AWS and TGS Accelerate Seismic AI Training 36x
- •TGS and AWS optimize seismic foundation models, slashing training time from six months to five days
- •Context parallelism techniques expand the model’s analytical field of view by 4.5x for larger 3D volumes
- •Amazon SageMaker HyperPod enables near-linear scaling across 128 NVIDIA H200 GPUs using DeepSpeed ZeRO-2
Geoscience data leader TGS has achieved a massive breakthrough in subsurface analysis by modernizing its AI training infrastructure on AWS. By leveraging Amazon SageMaker HyperPod, the team optimized their Vision Transformer (ViT) architecture, which analyzes complex 3D seismic data to locate energy resources. This infrastructure overhaul reduced a grueling six-month training cycle to a mere five days—a 36-fold increase in efficiency that allows for weekly model iterations instead of twice-yearly updates.
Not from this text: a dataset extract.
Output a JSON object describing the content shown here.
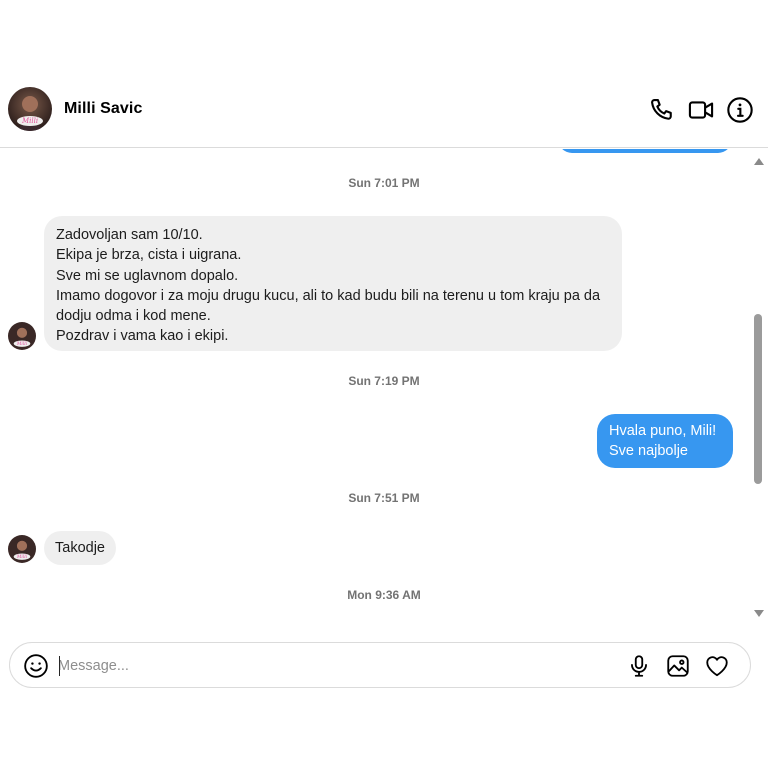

The collaboration centered on overcoming the data bottleneck inherent in massive 3D volumes. Instead of using traditional file systems, the team implemented a direct streaming pipeline from Amazon S3, achieving aggregate throughput of up to 80 GBps. To manage the massive computational load, they utilized DeepSpeed ZeRO-2 to distribute model states across 128 NVIDIA H200 GPUs, maintaining near-linear scaling efficiency while minimizing memory overhead.
Perhaps the most impressive technical feat is the 4.5x expansion of the model’s context window. Using Ring Attention (a method where GPUs share data in a circular chain), the model can now process over 1.1 million tokens. This expanded field of view allows the AI to perceive both microscopic fractures and basin-wide geological patterns simultaneously, providing unprecedented clarity for energy exploration.